Sam's project has been running since January 2014. The project has already received 100,000 ACCUs for abatement achieved. Sam nominates to reduce her project's permanence period from 100 years to 25 years. As Sam's project has already received ACCUs, the Clean Energy Regulator issues her with a relinquishment notice requiring her to return 20,000 ACCUs which is 20 per cent of the ACCUs already issued to her project.
Sam's Australian National Registry of Emissions Units (ANREU) account still holds all 100,000 ACCUs issued for her project so she transfers the required 20,000 units to meet the obligations under the relinquishment notice within 90 days.
Mark's project has been running since February 2014. The project has already received 100,000 ACCUs for abatement achieved. Mark nominates to reduce his project's permanence period from 100 years to 25 years.
As Mark's project has already received ACCUs, the Clean Energy Regulator issues him with a relinquishment notice requiring him to return 20,000 ACCUs which is 20 per cent of the ACCUs already issued to his project.
Mark sold all of his ACCUs to another company and he is unable to immediately source 20,000 additional ACCUs to meet the obligations of the relinquishment notice. He asks the Clean Energy Regulator to agree to an alternative relinquishment schedule. He proposes that as he intends to claim ACCUs for his next reporting period in 120 days that ACCUs claimed then can be used to meet the requirements of the relinquishment obligation.
Abatement achieved in Mark's next reporting period equates to 50,000 tCO2-e and therefore 50,000 ACCUs. From this, a 20 per cent reduction will occur to discount for the 25 year permanence period, and a further 5 per cent reduction will occur to cover the risk of reversal buffer (a total reduction of 25 per cent), leaving a total of 37,500 ACCUs.

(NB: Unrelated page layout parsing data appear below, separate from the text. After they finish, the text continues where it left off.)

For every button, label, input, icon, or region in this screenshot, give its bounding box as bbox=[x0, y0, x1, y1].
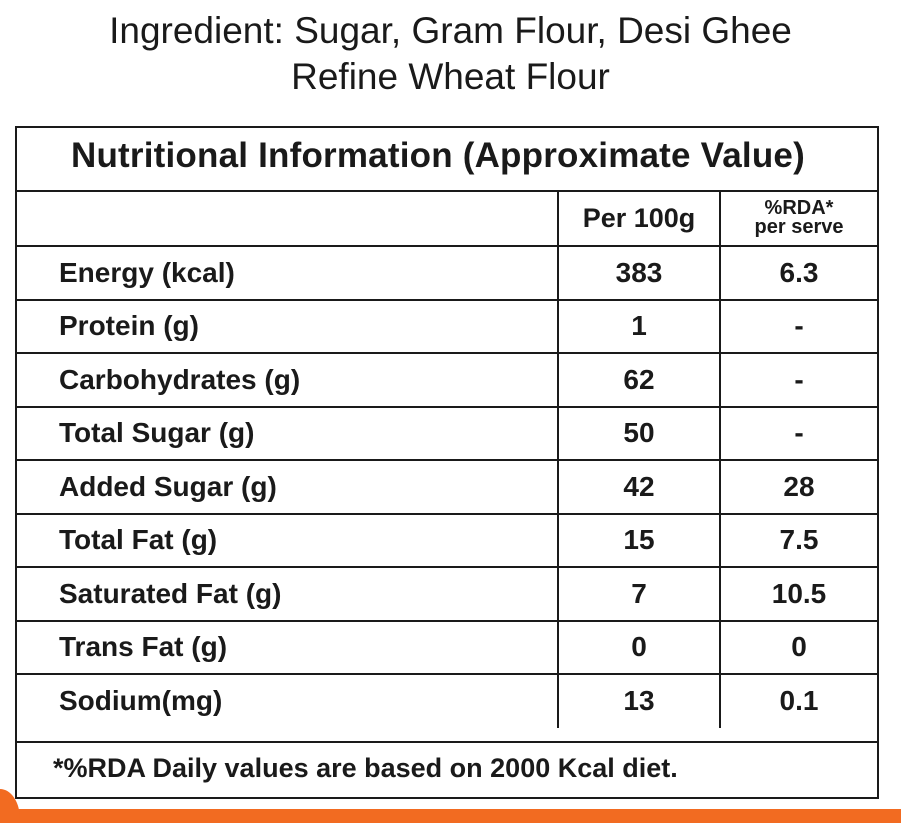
nutrient-name: Total Fat (g) bbox=[17, 512, 559, 567]
header-rda-line-1: %RDA* bbox=[764, 196, 834, 219]
orange-accent-strip bbox=[0, 809, 901, 823]
nutrition-panel: Nutritional Information (Approximate Val… bbox=[15, 126, 879, 799]
nutrient-name: Total Sugar (g) bbox=[17, 405, 559, 460]
table-row: Energy (kcal) 383 6.3 bbox=[17, 245, 877, 300]
nutrient-name: Added Sugar (g) bbox=[17, 459, 559, 514]
per-100g-value: 1 bbox=[558, 298, 721, 353]
per-100g-value: 383 bbox=[558, 245, 721, 300]
per-100g-value: 13 bbox=[558, 673, 721, 728]
rda-value: - bbox=[720, 352, 877, 407]
header-per-100g: Per 100g bbox=[558, 190, 721, 246]
ingredients-line-2: Refine Wheat Flour bbox=[291, 56, 610, 97]
table-header-row: Per 100g %RDA* per serve bbox=[17, 190, 877, 246]
nutrition-title-row: Nutritional Information (Approximate Val… bbox=[17, 128, 877, 192]
rda-value: 28 bbox=[720, 459, 877, 514]
header-rda-line-2: per serve bbox=[754, 215, 844, 238]
table-row: Saturated Fat (g) 7 10.5 bbox=[17, 566, 877, 621]
header-rda: %RDA* per serve bbox=[720, 190, 877, 246]
ingredients-text: Ingredient: Sugar, Gram Flour, Desi Ghee… bbox=[0, 8, 901, 100]
nutrition-title: Nutritional Information (Approximate Val… bbox=[71, 136, 805, 175]
footnote-row: *%RDA Daily values are based on 2000 Kca… bbox=[17, 741, 877, 797]
table-row: Protein (g) 1 - bbox=[17, 298, 877, 353]
per-100g-value: 50 bbox=[558, 405, 721, 460]
table-row: Sodium(mg) 13 0.1 bbox=[17, 673, 877, 728]
rda-value: 10.5 bbox=[720, 566, 877, 621]
rda-value: 0.1 bbox=[720, 673, 877, 728]
rda-value: - bbox=[720, 298, 877, 353]
nutrient-name: Trans Fat (g) bbox=[17, 619, 559, 674]
header-nutrient bbox=[17, 190, 559, 246]
nutrient-name: Sodium(mg) bbox=[17, 673, 559, 728]
table-row: Total Fat (g) 15 7.5 bbox=[17, 512, 877, 567]
rda-footnote: *%RDA Daily values are based on 2000 Kca… bbox=[53, 753, 678, 783]
per-100g-value: 0 bbox=[558, 619, 721, 674]
rda-value: - bbox=[720, 405, 877, 460]
table-row: Added Sugar (g) 42 28 bbox=[17, 459, 877, 514]
table-row: Trans Fat (g) 0 0 bbox=[17, 619, 877, 674]
per-100g-value: 15 bbox=[558, 512, 721, 567]
rda-value: 0 bbox=[720, 619, 877, 674]
nutrient-name: Protein (g) bbox=[17, 298, 559, 353]
nutrient-name: Saturated Fat (g) bbox=[17, 566, 559, 621]
ingredients-line-1: Ingredient: Sugar, Gram Flour, Desi Ghee bbox=[109, 10, 792, 51]
rda-value: 7.5 bbox=[720, 512, 877, 567]
table-row: Total Sugar (g) 50 - bbox=[17, 405, 877, 460]
header-per-100g-label: Per 100g bbox=[582, 202, 696, 233]
per-100g-value: 62 bbox=[558, 352, 721, 407]
nutrient-name: Energy (kcal) bbox=[17, 245, 559, 300]
table-row: Carbohydrates (g) 62 - bbox=[17, 352, 877, 407]
nutrient-name: Carbohydrates (g) bbox=[17, 352, 559, 407]
rda-value: 6.3 bbox=[720, 245, 877, 300]
nutrition-table: Per 100g %RDA* per serve Energy (kcal) 3… bbox=[17, 190, 877, 728]
per-100g-value: 42 bbox=[558, 459, 721, 514]
per-100g-value: 7 bbox=[558, 566, 721, 621]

To meet the obligations of the relinquishment notice, a further 20,000 ACCUs are deducted from the remaining volume. The final number of ACCUs issued to Mark for this reporting period is 17,500 ACCUs.
For a new sequestration project you can nominate a 100 or 25 year permanence period in the application form when you apply to register your project.
If you are already running a registered project and would like to keep the 100 year permanence period, you do not need to do anything.
If you would like to change the permanence period from 100 years to 25 years, you can apply to do so before December 2016.
To apply, send an email to firstname.lastname@example.org with 'Change to permanence period' in the subject line and include in your email the following information:
Following receipt of the email, the Clean Energy Regulator will send you details on the implications for your project and a declaration that must be signed to activate the change.
Projects moving to the 25 year permanence period that have already received ACCUs will be issued with a relinquishment notice. This notice specifies the number of ACCUs you will need to relinquish or return to the Clean Energy Regulator (20 per cent of those issued) within 90 days. You can approach the Clean Energy Regulator to seek an alternative schedule to relinquish the ACCUs.
If you fail to relinquish the required ACCUs within the 90 day period, or alternative relinquishment schedule, you will be charged an administrative penalty.